Yesterday afternoon, Owain arrived after lunch to be re-united with his sisters and stay overnight. It's a great joy for us to have all three of them together under the same roof with us. It's lovely that they all still get on well together, and can enjoy sitting at table, sharing a meal and chatting.
This morning, I had an early start to be ready to drive to Splott to celebrate the 9.30am Mass, then the 11.00am Mass afterwards at St German's. This time, my old friend Fr Graham Francis was at church, and concelebrated the Eucharist with me. The last time we were together in this way at the altar was probably in the late 1980s, when he has Vicar of Penrhiwceiber, and I was a guest preacher on behalf of USPG.

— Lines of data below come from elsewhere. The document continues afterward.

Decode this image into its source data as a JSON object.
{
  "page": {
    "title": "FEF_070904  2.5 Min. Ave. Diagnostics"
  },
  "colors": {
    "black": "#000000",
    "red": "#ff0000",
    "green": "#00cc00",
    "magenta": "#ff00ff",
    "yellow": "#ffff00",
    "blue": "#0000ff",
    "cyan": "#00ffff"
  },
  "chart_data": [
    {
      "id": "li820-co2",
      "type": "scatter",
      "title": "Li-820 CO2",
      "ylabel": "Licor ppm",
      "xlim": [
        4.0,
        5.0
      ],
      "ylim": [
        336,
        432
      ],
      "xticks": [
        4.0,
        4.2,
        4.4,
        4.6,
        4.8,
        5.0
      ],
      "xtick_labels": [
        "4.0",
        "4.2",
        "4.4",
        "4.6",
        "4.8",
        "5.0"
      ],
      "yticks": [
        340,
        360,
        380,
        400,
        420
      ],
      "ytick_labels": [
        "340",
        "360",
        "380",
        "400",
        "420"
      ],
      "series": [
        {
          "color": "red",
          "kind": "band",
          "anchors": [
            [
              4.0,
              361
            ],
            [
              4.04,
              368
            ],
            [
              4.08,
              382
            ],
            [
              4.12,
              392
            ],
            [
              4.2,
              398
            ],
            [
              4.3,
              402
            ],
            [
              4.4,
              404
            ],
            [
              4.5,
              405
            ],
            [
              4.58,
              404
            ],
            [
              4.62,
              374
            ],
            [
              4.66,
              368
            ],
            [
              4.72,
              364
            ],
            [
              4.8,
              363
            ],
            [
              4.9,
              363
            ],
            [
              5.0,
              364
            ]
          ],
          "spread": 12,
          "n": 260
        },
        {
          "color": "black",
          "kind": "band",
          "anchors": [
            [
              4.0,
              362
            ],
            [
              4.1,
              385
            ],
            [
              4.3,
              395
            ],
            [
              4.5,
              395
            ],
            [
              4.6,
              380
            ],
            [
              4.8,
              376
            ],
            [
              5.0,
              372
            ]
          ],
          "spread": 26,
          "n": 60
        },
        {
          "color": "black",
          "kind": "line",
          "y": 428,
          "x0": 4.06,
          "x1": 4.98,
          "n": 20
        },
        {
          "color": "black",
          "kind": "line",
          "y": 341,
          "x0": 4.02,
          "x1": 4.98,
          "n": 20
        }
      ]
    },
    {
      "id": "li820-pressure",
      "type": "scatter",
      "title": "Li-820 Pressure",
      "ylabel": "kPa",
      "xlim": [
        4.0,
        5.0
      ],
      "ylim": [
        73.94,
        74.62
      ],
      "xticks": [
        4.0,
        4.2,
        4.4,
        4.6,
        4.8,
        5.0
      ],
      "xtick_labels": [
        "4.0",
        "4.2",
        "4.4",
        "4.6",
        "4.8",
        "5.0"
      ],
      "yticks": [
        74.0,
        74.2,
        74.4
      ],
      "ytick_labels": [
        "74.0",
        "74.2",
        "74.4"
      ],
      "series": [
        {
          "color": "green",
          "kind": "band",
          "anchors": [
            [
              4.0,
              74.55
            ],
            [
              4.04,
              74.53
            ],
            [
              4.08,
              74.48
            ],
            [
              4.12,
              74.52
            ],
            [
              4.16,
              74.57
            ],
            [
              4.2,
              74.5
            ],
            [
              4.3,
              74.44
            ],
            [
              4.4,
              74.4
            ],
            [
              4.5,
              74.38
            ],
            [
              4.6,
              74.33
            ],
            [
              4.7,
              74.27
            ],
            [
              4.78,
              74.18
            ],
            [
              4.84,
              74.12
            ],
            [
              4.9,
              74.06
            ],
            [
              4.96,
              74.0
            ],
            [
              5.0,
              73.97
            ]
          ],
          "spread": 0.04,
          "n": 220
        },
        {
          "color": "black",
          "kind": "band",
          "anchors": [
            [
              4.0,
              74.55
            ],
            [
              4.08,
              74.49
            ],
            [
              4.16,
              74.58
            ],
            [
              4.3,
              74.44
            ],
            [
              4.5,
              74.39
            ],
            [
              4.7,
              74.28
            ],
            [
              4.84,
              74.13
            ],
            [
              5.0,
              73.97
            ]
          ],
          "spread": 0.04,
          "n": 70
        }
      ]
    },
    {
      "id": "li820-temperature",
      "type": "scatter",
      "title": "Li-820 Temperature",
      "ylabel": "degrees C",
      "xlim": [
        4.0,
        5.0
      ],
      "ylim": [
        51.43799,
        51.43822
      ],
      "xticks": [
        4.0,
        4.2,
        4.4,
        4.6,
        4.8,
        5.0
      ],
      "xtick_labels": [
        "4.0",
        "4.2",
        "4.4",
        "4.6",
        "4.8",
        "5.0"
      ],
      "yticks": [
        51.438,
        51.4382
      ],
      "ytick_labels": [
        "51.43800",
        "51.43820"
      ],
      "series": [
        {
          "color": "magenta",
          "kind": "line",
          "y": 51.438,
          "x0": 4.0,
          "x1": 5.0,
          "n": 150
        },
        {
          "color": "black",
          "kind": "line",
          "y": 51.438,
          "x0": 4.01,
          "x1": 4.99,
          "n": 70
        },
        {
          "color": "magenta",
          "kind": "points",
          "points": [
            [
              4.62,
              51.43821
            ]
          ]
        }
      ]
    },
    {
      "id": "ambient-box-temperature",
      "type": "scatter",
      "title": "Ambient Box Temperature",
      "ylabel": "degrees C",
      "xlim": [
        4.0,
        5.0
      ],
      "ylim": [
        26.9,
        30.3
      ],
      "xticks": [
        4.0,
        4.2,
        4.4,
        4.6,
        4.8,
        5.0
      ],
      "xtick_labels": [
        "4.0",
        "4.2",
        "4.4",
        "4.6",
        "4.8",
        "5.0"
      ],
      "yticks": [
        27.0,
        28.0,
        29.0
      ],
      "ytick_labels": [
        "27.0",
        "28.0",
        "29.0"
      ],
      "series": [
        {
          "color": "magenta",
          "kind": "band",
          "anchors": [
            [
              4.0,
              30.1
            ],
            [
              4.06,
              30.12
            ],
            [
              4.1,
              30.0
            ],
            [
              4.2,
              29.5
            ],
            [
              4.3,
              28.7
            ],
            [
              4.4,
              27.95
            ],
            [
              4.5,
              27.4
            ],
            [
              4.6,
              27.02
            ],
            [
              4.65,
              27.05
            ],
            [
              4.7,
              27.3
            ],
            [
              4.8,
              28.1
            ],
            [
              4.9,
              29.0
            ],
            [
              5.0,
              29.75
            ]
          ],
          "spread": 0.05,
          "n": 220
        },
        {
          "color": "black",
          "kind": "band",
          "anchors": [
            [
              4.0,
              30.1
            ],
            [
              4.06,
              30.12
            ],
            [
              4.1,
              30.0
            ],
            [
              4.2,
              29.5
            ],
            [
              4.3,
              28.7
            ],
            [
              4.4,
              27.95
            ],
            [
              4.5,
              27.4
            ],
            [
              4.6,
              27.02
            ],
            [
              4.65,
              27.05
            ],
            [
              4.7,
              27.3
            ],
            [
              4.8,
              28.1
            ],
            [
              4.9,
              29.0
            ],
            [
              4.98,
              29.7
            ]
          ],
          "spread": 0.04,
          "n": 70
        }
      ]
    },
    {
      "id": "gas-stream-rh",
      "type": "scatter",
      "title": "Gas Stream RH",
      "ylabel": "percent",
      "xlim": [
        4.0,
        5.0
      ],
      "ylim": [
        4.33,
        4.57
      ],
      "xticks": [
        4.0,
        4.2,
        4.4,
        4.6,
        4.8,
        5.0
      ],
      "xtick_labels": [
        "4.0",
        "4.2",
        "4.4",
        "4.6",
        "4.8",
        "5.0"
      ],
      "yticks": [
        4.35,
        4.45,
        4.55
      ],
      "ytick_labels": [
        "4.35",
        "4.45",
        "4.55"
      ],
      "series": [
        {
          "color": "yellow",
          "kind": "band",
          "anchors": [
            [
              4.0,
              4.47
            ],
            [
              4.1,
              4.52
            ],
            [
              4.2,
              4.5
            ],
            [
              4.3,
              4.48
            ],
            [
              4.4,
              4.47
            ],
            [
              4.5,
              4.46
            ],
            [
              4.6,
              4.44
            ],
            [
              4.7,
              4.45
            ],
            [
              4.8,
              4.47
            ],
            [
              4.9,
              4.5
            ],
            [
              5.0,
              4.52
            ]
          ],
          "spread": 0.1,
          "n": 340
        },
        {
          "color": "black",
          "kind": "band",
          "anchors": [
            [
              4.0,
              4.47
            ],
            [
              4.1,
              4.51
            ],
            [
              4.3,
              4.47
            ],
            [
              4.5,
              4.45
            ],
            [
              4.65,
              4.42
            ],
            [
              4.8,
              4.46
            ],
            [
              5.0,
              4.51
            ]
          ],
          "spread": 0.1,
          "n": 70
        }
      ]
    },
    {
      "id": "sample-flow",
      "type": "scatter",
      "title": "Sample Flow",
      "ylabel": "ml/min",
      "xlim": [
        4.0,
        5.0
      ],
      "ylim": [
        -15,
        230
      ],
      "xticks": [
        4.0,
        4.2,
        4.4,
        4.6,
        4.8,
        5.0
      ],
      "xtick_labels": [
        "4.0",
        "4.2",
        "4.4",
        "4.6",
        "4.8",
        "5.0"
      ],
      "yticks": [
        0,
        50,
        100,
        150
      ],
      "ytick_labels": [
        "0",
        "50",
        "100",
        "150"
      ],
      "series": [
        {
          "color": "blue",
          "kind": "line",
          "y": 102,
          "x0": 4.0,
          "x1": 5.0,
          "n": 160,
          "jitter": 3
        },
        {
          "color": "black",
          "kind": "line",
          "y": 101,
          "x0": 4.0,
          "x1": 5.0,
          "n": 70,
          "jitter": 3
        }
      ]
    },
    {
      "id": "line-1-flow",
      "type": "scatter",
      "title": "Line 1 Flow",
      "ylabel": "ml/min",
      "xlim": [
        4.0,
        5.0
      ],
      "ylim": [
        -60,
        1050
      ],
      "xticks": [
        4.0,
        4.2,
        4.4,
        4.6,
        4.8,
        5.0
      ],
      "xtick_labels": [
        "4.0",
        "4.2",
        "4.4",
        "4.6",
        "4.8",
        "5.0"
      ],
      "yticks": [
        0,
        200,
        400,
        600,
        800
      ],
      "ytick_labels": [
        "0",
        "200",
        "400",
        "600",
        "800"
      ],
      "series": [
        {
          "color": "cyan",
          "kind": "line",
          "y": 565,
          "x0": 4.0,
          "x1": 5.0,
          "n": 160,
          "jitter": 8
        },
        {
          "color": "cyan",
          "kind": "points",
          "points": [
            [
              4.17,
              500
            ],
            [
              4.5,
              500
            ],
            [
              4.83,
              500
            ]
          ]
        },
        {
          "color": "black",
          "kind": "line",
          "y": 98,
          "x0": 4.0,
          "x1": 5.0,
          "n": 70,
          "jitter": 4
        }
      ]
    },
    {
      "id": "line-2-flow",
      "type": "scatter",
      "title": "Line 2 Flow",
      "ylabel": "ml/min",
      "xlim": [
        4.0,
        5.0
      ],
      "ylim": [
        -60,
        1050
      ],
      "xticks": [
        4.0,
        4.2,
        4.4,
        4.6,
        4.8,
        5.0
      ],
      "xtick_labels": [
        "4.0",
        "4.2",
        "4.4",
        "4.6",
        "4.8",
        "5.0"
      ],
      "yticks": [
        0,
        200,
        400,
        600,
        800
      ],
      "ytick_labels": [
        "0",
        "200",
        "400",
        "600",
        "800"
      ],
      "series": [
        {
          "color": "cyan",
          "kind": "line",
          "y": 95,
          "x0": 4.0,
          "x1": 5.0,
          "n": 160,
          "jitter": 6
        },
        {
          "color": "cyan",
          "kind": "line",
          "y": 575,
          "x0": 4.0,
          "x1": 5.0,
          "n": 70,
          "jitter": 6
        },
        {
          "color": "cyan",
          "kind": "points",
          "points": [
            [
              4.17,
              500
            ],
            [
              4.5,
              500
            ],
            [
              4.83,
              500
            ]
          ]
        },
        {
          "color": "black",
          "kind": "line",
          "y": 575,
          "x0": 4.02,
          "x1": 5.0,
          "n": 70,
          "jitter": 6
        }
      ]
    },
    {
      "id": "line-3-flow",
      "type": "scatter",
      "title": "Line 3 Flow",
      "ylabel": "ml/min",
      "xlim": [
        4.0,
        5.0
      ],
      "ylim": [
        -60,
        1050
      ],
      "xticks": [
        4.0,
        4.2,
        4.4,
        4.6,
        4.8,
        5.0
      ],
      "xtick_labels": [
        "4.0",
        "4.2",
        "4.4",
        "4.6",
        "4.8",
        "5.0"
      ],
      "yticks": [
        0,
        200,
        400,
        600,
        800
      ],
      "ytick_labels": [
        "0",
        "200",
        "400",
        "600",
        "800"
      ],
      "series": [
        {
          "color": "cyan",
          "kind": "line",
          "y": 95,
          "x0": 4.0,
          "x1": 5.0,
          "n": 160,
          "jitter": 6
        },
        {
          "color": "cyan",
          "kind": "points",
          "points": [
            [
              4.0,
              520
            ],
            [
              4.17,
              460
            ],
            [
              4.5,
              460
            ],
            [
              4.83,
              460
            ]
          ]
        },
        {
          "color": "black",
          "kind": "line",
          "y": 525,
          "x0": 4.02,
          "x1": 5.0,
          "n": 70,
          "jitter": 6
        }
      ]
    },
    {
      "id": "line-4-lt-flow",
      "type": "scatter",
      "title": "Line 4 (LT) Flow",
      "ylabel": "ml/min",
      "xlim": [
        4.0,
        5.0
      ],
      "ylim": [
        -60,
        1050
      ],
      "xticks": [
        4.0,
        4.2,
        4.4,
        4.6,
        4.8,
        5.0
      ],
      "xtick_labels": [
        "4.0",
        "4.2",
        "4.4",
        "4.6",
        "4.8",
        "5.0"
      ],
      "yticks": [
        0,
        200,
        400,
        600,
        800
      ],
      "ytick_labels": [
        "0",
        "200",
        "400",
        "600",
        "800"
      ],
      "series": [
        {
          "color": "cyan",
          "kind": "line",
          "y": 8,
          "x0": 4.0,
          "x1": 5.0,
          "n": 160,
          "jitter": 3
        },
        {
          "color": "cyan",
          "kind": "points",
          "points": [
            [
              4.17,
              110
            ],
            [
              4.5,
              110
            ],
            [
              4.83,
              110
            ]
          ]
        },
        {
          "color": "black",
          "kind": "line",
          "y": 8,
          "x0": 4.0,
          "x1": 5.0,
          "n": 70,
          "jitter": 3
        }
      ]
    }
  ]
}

It's fifty years since we were both at St Mike's in training. We were among a small number of college students recruited as volunteers with Cardiff Samaritans, allowed to be be away from College on a weeknight, once a fortnight, I think it was, so that we could do the overnight shift on telephone duty. We both learned a lot from this. It was one of the first student pastoral placements outside of the domain of parochial ministry. A modest innovation in those days, but the start of a practical revolution on ministerial training which happened over the next couple of decades.
Graham lives with stomach cancer. It deprives him of his characteristic energy. He needs to rest a lot, but it doesn't hinder him taking as full a part in the Mass as he can cope with. He can't preside and preach at at Sung Mass any longer, so for most of the service he sits, and reserves himself for concelebrating and sharing the distribution of Communion. At the end, he leads the singing of the Angelus, having pointed out to me that it's an hour earlier than it should be sung, an anomalous custom from times when the St Saviour's Mass finished at noon. Since student days Graham has been a master of liturgical know how, with an immense library of publications accumulated over decades. Not an academic but a practical and creative liturgist, to whom a scholar might resort if they couldn't track down a historic resource in any library or book-shop. It saddens me to think that none of our scholarly or training institutions seem interested in inheriting his collection. He started asking when he retired. He's got publications nobody has got around to digitising or ever will.
We had a super family lunch, when I got home. Then I walked with the kids through Bute Park while Clare had a siesta. We took photos in the park and then had a go at a family selfie in the garden when we returned. I wasn't entirely pleased with the result of the latter, which I attempted to do with my Sony Alpha 68. Setting it up to take timed shots is different from the three other Sony cameras I have, and this proved disconcerting, as did setting up the camera tripod. Thankfully, Kath has a lot more expertise than me, in matters audio-visual, and rescued the situation from a long drawn out wait while dad got things right.
Kath drove Owain to the station at tea time, then headed back for Kenilworth. Time seems to pass so quickly on days like these, re-forging family bonds, with the sun shining and nothing to distract us from being at home together. I'd have liked to be completely well, but despite continued improvement this dreaded affliction still pulls me down, somewhat unawares on occasions. I'm resilient, but not as much as I expect to be. I needed Kath to remind me of how much better I am now than I was last Christmas night, when things really did take a turn for the worse. But also for the better, as I had my first contact with the District Nurses team on Boxing Day morning, and since then, I have everything to give thanks for.